Heatmap-based braille recognition using capacitive pressure sensor array. Multiplexed sensor system configuration (top) and heatmap-based braille recognition for the letters “WEARABLE” (bottom)

Conclusion

This study examined visual and tactile perception techniques for recognizing braille characters among the visually impaired. In the visual perception technique, a new dataset was built using data augmentation techniques, and braille recognition technology was implemented through the dataset using transfer learning techniques and preprocessing. In the tactile perception technique, small-sized pressure sensors are expanded into an array to conform to braille standards. Subsequently, a heatmap-based braille recognition technique is developed and implemented. The proposed braille recognition technique based on vision and tactile exhibited complementary characteristics. Visual perception techniques offer fast and efficient data processing, making them suitable for handling large datasets. However, they are limited by environmental factors such as light, distance, and angle. Conversely, tactile perception techniques overcome environmental constraints; however, they are not only limited by slower data processing rates but also require specific conditions, including small size, high density, and high sensitivity.

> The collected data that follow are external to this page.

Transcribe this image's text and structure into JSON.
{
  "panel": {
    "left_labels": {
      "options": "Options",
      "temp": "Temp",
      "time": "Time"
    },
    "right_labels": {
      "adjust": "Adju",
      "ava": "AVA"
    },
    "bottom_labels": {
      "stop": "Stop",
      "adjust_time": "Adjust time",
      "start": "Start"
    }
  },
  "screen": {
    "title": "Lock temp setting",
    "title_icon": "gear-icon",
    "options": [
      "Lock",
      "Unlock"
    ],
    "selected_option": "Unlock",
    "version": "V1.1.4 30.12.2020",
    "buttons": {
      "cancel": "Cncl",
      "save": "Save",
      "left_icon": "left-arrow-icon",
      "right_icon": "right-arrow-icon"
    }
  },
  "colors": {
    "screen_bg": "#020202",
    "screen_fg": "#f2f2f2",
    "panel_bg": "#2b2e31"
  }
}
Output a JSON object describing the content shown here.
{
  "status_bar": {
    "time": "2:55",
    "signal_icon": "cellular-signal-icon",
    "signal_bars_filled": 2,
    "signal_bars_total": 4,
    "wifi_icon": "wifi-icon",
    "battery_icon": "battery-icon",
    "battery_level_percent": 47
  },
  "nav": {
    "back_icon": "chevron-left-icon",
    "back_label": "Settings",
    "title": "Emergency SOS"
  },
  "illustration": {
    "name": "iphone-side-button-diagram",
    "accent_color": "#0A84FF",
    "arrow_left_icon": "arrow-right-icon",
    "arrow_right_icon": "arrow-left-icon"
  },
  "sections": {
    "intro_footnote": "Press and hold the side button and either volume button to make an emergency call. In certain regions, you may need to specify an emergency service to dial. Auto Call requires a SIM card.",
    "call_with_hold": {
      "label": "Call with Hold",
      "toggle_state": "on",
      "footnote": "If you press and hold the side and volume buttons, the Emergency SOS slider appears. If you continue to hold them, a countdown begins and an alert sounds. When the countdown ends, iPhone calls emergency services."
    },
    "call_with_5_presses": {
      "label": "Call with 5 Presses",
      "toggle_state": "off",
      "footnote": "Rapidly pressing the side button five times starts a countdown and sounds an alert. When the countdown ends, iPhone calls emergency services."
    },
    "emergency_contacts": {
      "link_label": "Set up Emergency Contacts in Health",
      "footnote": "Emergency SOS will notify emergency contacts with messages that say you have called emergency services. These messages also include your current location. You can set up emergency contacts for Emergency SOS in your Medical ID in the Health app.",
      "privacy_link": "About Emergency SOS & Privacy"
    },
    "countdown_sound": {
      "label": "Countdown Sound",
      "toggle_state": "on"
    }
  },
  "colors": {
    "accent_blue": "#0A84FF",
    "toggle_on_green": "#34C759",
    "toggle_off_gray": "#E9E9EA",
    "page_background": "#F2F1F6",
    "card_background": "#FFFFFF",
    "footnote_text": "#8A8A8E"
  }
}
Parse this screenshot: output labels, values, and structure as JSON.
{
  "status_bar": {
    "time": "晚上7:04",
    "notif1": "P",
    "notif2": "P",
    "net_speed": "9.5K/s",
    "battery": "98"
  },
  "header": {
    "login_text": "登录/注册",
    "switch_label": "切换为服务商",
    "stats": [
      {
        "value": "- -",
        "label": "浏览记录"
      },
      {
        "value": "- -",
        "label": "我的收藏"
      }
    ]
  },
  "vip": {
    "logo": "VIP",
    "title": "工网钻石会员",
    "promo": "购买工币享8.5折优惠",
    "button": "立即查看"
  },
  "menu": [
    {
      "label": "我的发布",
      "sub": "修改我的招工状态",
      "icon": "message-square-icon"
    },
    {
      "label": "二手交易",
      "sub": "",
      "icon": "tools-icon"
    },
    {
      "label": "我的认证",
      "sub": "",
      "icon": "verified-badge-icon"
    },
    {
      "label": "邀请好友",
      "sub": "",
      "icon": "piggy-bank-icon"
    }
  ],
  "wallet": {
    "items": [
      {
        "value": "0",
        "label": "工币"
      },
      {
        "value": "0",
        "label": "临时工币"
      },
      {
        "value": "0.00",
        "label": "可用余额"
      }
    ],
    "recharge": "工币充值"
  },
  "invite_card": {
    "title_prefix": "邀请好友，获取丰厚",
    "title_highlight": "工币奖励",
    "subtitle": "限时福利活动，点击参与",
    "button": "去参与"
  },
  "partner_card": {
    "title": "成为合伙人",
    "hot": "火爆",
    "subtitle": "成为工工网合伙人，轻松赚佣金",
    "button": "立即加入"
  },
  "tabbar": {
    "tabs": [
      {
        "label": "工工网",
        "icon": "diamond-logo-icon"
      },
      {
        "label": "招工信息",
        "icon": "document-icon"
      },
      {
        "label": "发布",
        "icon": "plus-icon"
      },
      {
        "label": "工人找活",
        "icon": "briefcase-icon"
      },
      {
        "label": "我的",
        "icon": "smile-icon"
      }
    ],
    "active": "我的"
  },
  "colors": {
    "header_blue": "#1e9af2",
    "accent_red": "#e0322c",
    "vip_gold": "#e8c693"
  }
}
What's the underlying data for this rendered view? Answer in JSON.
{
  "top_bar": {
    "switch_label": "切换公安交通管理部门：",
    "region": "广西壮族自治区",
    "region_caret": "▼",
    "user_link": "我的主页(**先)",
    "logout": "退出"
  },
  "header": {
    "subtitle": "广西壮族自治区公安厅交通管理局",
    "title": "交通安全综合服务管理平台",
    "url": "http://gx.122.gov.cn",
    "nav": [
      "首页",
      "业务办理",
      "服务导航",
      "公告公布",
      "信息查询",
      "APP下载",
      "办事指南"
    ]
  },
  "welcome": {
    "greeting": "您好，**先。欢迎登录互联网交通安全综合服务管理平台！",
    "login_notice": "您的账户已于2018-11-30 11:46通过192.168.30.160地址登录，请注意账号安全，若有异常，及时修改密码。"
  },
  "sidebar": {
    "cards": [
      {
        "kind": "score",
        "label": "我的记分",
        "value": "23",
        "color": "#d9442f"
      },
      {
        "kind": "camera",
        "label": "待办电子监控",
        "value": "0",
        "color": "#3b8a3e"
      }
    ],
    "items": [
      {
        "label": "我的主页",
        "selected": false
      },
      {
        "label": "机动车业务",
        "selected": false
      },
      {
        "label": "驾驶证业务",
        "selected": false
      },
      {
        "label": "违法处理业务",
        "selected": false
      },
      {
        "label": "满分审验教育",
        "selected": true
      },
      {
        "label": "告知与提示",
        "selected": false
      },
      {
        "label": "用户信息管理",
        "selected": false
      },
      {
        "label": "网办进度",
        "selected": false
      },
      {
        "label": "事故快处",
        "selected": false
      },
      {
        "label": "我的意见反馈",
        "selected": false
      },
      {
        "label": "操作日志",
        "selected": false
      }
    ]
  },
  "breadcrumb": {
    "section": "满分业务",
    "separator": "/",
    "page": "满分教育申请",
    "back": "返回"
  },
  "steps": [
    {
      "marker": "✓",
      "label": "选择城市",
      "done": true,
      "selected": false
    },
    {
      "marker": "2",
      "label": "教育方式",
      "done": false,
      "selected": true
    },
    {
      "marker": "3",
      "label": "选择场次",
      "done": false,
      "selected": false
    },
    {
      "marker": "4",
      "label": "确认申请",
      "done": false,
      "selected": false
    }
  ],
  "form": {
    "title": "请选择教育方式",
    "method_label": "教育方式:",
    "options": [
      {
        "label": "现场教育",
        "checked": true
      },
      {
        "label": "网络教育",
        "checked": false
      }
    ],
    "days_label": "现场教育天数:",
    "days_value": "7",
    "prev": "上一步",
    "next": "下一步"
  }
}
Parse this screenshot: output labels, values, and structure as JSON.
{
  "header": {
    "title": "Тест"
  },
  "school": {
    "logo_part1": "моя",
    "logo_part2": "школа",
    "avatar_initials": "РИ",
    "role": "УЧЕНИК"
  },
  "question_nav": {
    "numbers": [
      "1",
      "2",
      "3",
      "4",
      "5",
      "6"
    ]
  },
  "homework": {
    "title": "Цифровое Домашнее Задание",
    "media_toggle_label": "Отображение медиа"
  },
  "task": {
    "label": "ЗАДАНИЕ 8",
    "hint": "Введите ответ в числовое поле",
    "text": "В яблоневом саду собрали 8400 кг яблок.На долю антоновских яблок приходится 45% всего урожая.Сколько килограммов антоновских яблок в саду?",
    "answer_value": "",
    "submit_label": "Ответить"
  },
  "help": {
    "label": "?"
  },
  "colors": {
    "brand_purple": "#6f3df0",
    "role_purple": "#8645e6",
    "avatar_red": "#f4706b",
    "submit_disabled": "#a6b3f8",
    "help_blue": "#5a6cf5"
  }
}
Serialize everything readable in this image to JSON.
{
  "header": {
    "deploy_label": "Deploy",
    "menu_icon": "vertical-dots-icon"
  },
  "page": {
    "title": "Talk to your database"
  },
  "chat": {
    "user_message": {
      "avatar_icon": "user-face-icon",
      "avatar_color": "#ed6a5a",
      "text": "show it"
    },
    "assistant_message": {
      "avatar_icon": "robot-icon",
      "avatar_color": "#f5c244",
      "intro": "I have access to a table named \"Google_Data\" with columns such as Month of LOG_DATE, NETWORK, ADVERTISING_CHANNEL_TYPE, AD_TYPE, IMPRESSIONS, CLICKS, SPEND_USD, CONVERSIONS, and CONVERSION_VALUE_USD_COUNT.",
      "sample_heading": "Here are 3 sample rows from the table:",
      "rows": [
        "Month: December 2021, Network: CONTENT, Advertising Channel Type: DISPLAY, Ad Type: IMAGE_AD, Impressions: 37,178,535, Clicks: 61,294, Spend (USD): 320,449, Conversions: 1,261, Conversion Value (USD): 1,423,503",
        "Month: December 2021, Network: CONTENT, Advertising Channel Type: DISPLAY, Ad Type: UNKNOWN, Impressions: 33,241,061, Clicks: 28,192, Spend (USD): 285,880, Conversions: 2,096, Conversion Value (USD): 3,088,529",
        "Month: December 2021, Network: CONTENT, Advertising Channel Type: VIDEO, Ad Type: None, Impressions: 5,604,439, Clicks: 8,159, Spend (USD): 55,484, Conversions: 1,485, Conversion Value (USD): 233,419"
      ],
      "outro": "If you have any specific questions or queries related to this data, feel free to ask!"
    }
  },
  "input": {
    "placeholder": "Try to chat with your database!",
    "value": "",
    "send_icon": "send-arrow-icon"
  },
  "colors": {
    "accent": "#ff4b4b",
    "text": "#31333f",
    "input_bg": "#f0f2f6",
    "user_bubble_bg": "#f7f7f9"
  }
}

In future work, we will enhance visual technology with improved braille character recognition accuracy across various scenarios and tactile technology with increased sensor density and sensitivity to ensure precise braille character recognition. Thus, we need to develop an adaptive sensor fusion technology that will incorporate a fusion module with four layers to address the limitations of visual (non-environment-free) and tactile information (slow frame rate). The fusion module is expected to effectively use either visual or tactile information based on the surrounding environment, thereby enhancing braille character recognition. These results can serve as the foundation for future advancements in assistive technology development for the visually impaired using visuo-tactile fusion approaches.